A reliable release process
What should SRE’s know about their binaries and configurations?
That they are built in a reproducible, automated way so that releases are repeatable and aren’t “unique snowflakes.”
What kind of tools that Release Engineers mostly envision and develop?
Tools that report on a host of metrics, such as how much time it takes for a code change to be deployed into production (in other words, release velocity) and statistics on what features are being used in build configuration files.
What does Google’s best practices cover?
All elements of the release process. Examples include compiler flags, formats for build identification tags, and
required steps during a build.
What’s an incident or service outage?
Essentially, an incident is any technical disruption of your business. Incidents come in all shapes, sizes, and severities.
Instead of focusing on preventing humans from making mistakes what does DevOps processes recommend?
Creating and implementing automated systems along the entire development process.
What are four areas primed for automation?

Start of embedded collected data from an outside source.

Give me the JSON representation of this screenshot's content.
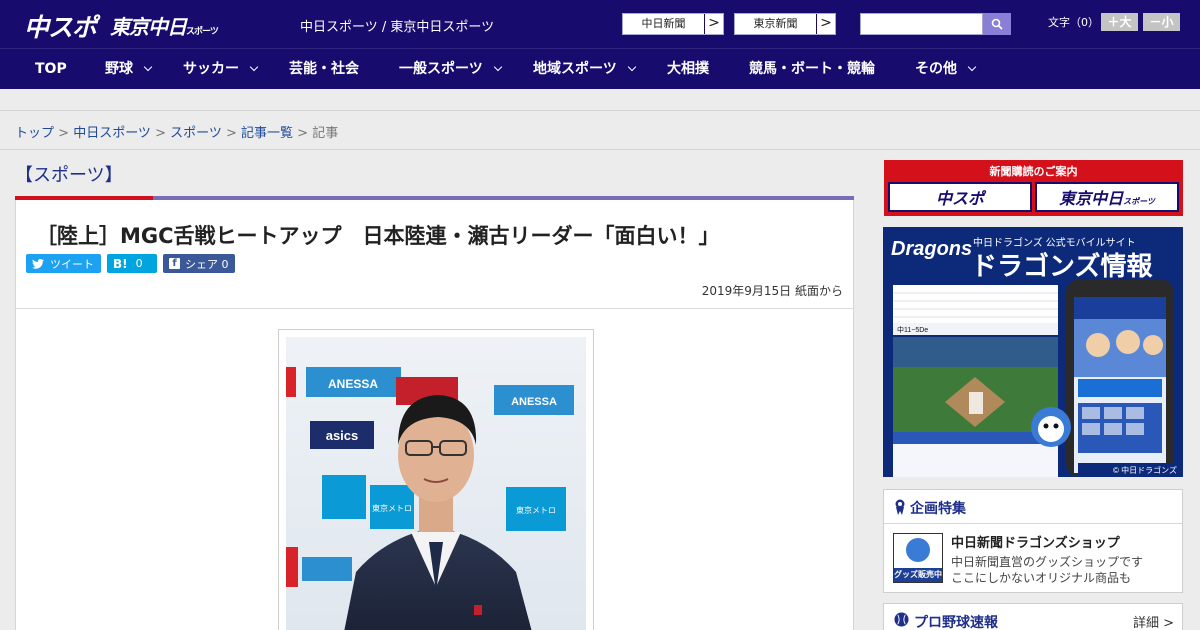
{
  "header": {
    "logo_chuspo": "中スポ",
    "logo_tokyo": "東京中日",
    "logo_tokyo_sub": "スポーツ",
    "site_names": "中日スポーツ / 東京中日スポーツ",
    "btn_chunichi": "中日新聞",
    "btn_tokyo": "東京新聞",
    "arrow": ">",
    "search_placeholder": "",
    "font_size_label": "文字（0）",
    "font_bigger": "＋大",
    "font_smaller": "－小"
  },
  "nav": {
    "items": [
      {
        "label": "TOP"
      },
      {
        "label": "野球"
      },
      {
        "label": "サッカー"
      },
      {
        "label": "芸能・社会"
      },
      {
        "label": "一般スポーツ"
      },
      {
        "label": "地域スポーツ"
      },
      {
        "label": "大相撲"
      },
      {
        "label": "競馬・ボート・競輪"
      },
      {
        "label": "その他"
      }
    ]
  },
  "breadcrumb": {
    "items": [
      "トップ",
      "中日スポーツ",
      "スポーツ",
      "記事一覧"
    ],
    "current": "記事",
    "sep": " > "
  },
  "article": {
    "section": "【スポーツ】",
    "title": "［陸上］MGC舌戦ヒートアップ　日本陸連・瀬古リーダー「面白い！」",
    "share_tweet": "ツイート",
    "share_hatena_icon": "B!",
    "share_hatena_count": "0",
    "share_fb": "シェア 0",
    "date": "2019年9月15日 紙面から",
    "photo_sponsors": [
      "ANESSA",
      "asics",
      "ANESSA",
      "東京メトロ",
      "東京メトロ"
    ]
  },
  "sidebar": {
    "promo_title": "新聞購読のご案内",
    "promo_left": "中スポ",
    "promo_right": "東京中日",
    "promo_right_sub": "スポーツ",
    "dragons_logo": "Dragons",
    "dragons_small": "中日ドラゴンズ 公式モバイルサイト",
    "dragons_big": "ドラゴンズ情報",
    "dragons_score": "中11−5De",
    "dragons_copyright": "© 中日ドラゴンズ",
    "feature_title": "企画特集",
    "feature_item_title": "中日新聞ドラゴンズショップ",
    "feature_item_line1": "中日新聞直営のグッズショップです",
    "feature_item_line2": "ここにしかないオリジナル商品も",
    "feature_badge": "グッズ販売中",
    "baseball_title": "プロ野球速報",
    "baseball_more": "詳細 >"
  },
  "colors": {
    "header_bg": "#170b6e",
    "accent_red": "#d0101c",
    "accent_purple": "#7a6db8",
    "twitter": "#1da1f2",
    "hatena": "#00a4de",
    "facebook": "#3b5998"
  }
}
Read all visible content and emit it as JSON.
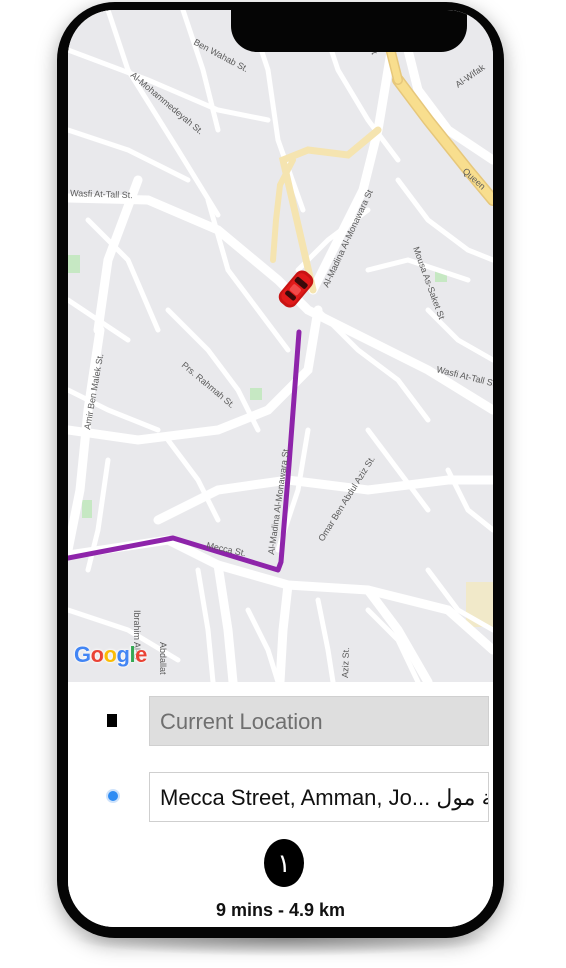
{
  "map": {
    "street_labels": [
      "Ben Wahab St.",
      "Al-Mohammedeyah St.",
      "Wasfi At-Tall St.",
      "Al-Madina Al-Monawara St",
      "Mousa As-Saket St",
      "Wasfi At-Tall St",
      "Amir Ben Malek St.",
      "Prs. Rahmah St.",
      "Al-Madina Al-Monawara St",
      "Omar Ben Abdul Aziz St.",
      "Mecca St.",
      "Ibrahim Al-O",
      "Abdallat",
      "Aziz St.",
      "Al-Wifak",
      "Queen",
      "la St"
    ],
    "google_logo": [
      "G",
      "o",
      "o",
      "g",
      "l",
      "e"
    ],
    "route_color": "#8e24aa",
    "car_color": "#e01a1a"
  },
  "panel": {
    "origin_field": "Current Location",
    "destination_field": "Mecca Street, Amman, Jo... مكة مول،",
    "eta_icon_glyph": "١",
    "eta_text": "9 mins - 4.9 km"
  },
  "icons": {
    "origin": "square-marker-icon",
    "destination": "blue-dot-marker-icon",
    "eta": "clock-icon",
    "car": "car-icon"
  }
}
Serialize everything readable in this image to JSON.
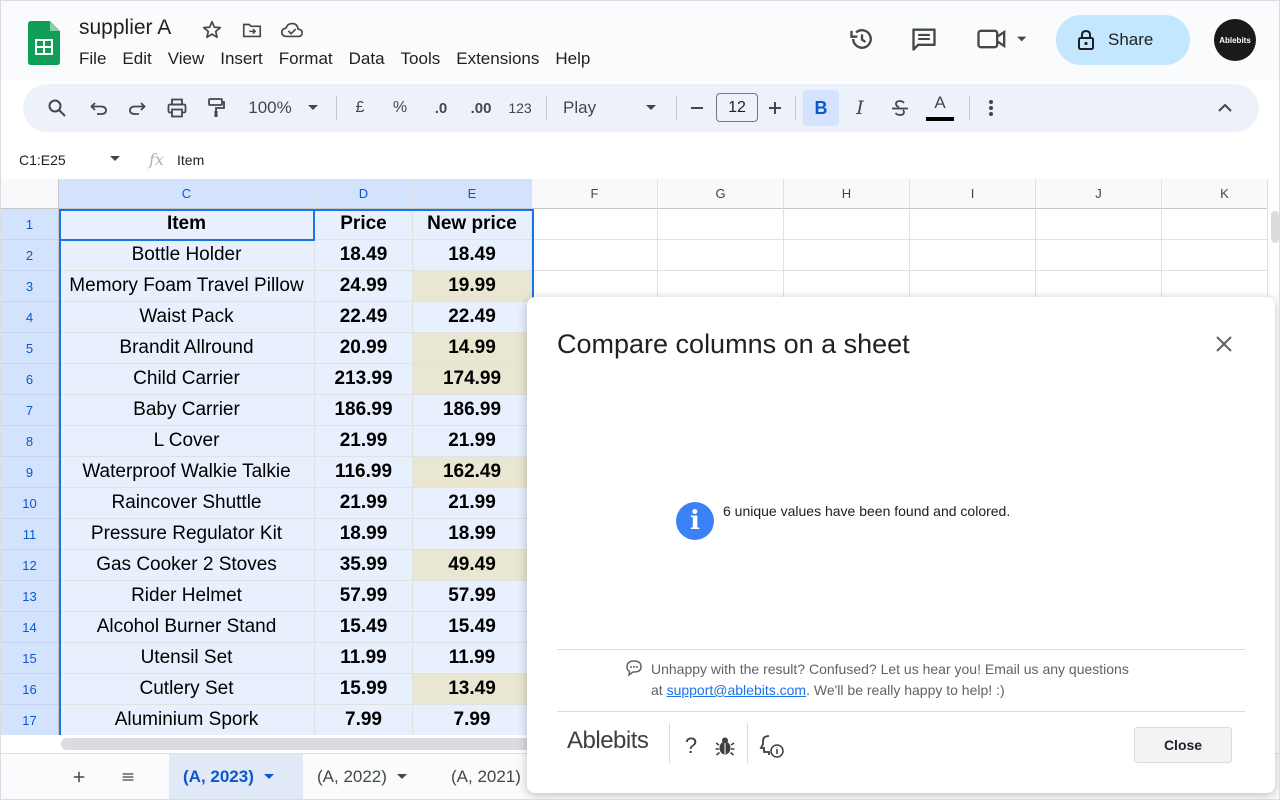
{
  "doc": {
    "title": "supplier A"
  },
  "menu": [
    "File",
    "Edit",
    "View",
    "Insert",
    "Format",
    "Data",
    "Tools",
    "Extensions",
    "Help"
  ],
  "header": {
    "share_label": "Share",
    "avatar_text": "Ablebits"
  },
  "toolbar": {
    "zoom": "100%",
    "currency": "£",
    "percent": "%",
    "dec_decrease": ".0",
    "dec_increase": ".00",
    "number_format": "123",
    "font": "Play",
    "font_size": "12",
    "bold": "B",
    "italic": "I",
    "text_color": "A"
  },
  "formula_bar": {
    "name_box": "C1:E25",
    "fx": "fx",
    "content": "Item"
  },
  "columns": [
    "C",
    "D",
    "E",
    "F",
    "G",
    "H",
    "I",
    "J",
    "K"
  ],
  "rows": [
    {
      "num": "1",
      "item": "Item",
      "price": "Price",
      "new_price": "New price",
      "changed": false
    },
    {
      "num": "2",
      "item": "Bottle Holder",
      "price": "18.49",
      "new_price": "18.49",
      "changed": false
    },
    {
      "num": "3",
      "item": "Memory Foam Travel Pillow",
      "price": "24.99",
      "new_price": "19.99",
      "changed": true
    },
    {
      "num": "4",
      "item": "Waist Pack",
      "price": "22.49",
      "new_price": "22.49",
      "changed": false
    },
    {
      "num": "5",
      "item": "Brandit Allround",
      "price": "20.99",
      "new_price": "14.99",
      "changed": true
    },
    {
      "num": "6",
      "item": "Child Carrier",
      "price": "213.99",
      "new_price": "174.99",
      "changed": true
    },
    {
      "num": "7",
      "item": "Baby Carrier",
      "price": "186.99",
      "new_price": "186.99",
      "changed": false
    },
    {
      "num": "8",
      "item": "L Cover",
      "price": "21.99",
      "new_price": "21.99",
      "changed": false
    },
    {
      "num": "9",
      "item": "Waterproof Walkie Talkie",
      "price": "116.99",
      "new_price": "162.49",
      "changed": true
    },
    {
      "num": "10",
      "item": "Raincover Shuttle",
      "price": "21.99",
      "new_price": "21.99",
      "changed": false
    },
    {
      "num": "11",
      "item": "Pressure Regulator Kit",
      "price": "18.99",
      "new_price": "18.99",
      "changed": false
    },
    {
      "num": "12",
      "item": "Gas Cooker 2 Stoves",
      "price": "35.99",
      "new_price": "49.49",
      "changed": true
    },
    {
      "num": "13",
      "item": "Rider Helmet",
      "price": "57.99",
      "new_price": "57.99",
      "changed": false
    },
    {
      "num": "14",
      "item": "Alcohol Burner Stand",
      "price": "15.49",
      "new_price": "15.49",
      "changed": false
    },
    {
      "num": "15",
      "item": "Utensil Set",
      "price": "11.99",
      "new_price": "11.99",
      "changed": false
    },
    {
      "num": "16",
      "item": "Cutlery Set",
      "price": "15.99",
      "new_price": "13.49",
      "changed": true
    },
    {
      "num": "17",
      "item": "Aluminium Spork",
      "price": "7.99",
      "new_price": "7.99",
      "changed": false
    }
  ],
  "tabs": [
    {
      "label": "(A, 2023)",
      "active": true
    },
    {
      "label": "(A, 2022)",
      "active": false
    },
    {
      "label": "(A, 2021)",
      "active": false
    }
  ],
  "dialog": {
    "title": "Compare columns on a sheet",
    "message": "6 unique values have been found and colored.",
    "feedback_line1": "Unhappy with the result? Confused? Let us hear you! Email us any questions",
    "feedback_at": "at ",
    "feedback_email": "support@ablebits.com",
    "feedback_line2_rest": ". We'll be really happy to help! :)",
    "brand": "Ablebits",
    "help_icon": "?",
    "close_label": "Close"
  },
  "colors": {
    "highlight": "#e9e6d1",
    "selection": "#e8f0fe",
    "accent": "#0b57d0",
    "share_bg": "#c2e7ff",
    "info_blue": "#3b82f6"
  }
}
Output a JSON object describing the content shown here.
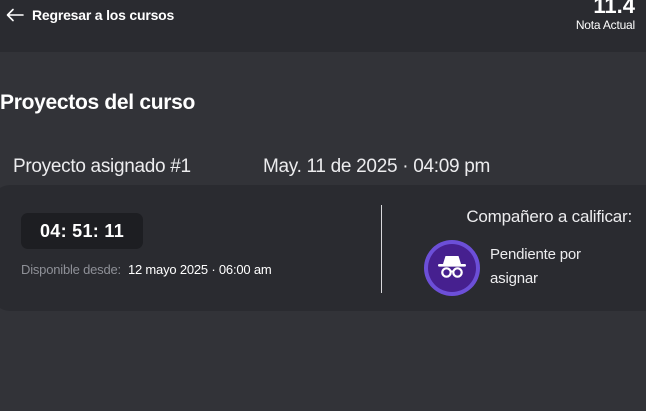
{
  "header": {
    "back_label": "Regresar a los cursos",
    "grade_value": "11.4",
    "grade_label": "Nota Actual"
  },
  "main": {
    "section_title": "Proyectos del curso",
    "project": {
      "name": "Proyecto asignado #1",
      "date": "May. 11 de 2025 · 04:09 pm",
      "timer": "04: 51: 11",
      "available_label": "Disponible desde:",
      "available_value": "12 mayo 2025 · 06:00 am",
      "peer_title": "Compañero a calificar:",
      "peer_status": "Pendiente por asignar",
      "peer_icon": "incognito-icon"
    }
  },
  "colors": {
    "background": "#323338",
    "card": "#2a2b30",
    "timer_bg": "#1d1e22",
    "avatar_ring": "#6c4fd8",
    "avatar_fill": "#46208f"
  }
}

– Code: Software developers design and build solutions via code. Developers
manage their source code and often work on the same portion of a codebase
simultaneously.
– Integration: Code changes must be merged from multiple developers into the
master branch of a code repository.
– Deployment: After being merged, the code must be deployed. This can often
mean releasing updates, changing configurations, and even deprecating
services.
– Infrastructure: An application must be run on hardware. Depending on the
updates to code, infrastructure may need to be instantiated, provisioned, or
terminated.
What are some benefits of moving with a crowd for solutions for your team?
Popular tools often have the best documentation and answers on technical forums.
Popular tools are often open-source software(OSS)
Empirically
By means of observation or experience rather than theory or pure logic. “empirically tested methods”
Mean Time To Repair(MTTR)
The average time your business is impacted during incidents. Also sometimes used to describe the mean time to recovery, the amount of time your team takes to resolve an issue as well as mean time to respond, or the time an organization takes to acknowledge and initiate a response to a problem.
What to include when collecting the MTTR?
Latency, the time from when the failure first occurred to when it was detected. This is likely calculated after the incident is resolved.
MTTR formula
MTTR = total time of impact / number of incidents
What steps can incidents be broken down into?
Discovery, Response, Restoration, Reflection, and Preparation.
What is the purpose of breaking an incident into different phases?
To better understand each step of the unplanned work.
Discovery
This phase starts when the issue is detected. Services can be
impacted for a period of time before you realize it.
Response
This phase is the scramble of trying to determine the source of the issue.
Restoration
At this point, you’ve identified the issue and are working on solving it. This phase is often one of the shortest ones of the incident. After you know what’s happening, you usually discover a straightforward fix, even if it means rolling back a deployment or reverting to the last issue-free build.
Reflection
This phase is where a post-incident review takes place.
Preparation
During the preparation phase, engineers complete the work determined necessary during the post-incident review.
What two incident phases are often forgotten after the service is restored?
Reflection and Preparation.
Distributed System
A collection of components networked across multiple computers.
Are the components of a distributed system independent or dependent?
They are independent. They can fail without impacting other services and work concurrently.
Why are companies moving to cloud hosting?
Running applications at scale requires efficient use of infrastructure and the cost of underutilizing hardware adds up quickly.
What are two concepts that accompany the transition to distributed systems?
Microservices and Containers
Microservices
Style of architecture that separates logic into loosely coupled services.
Containers
Enable engineering teams to package applications with dependencies and provide an isolated, ephemeral environment(an environment meant to last for a limited amount of time).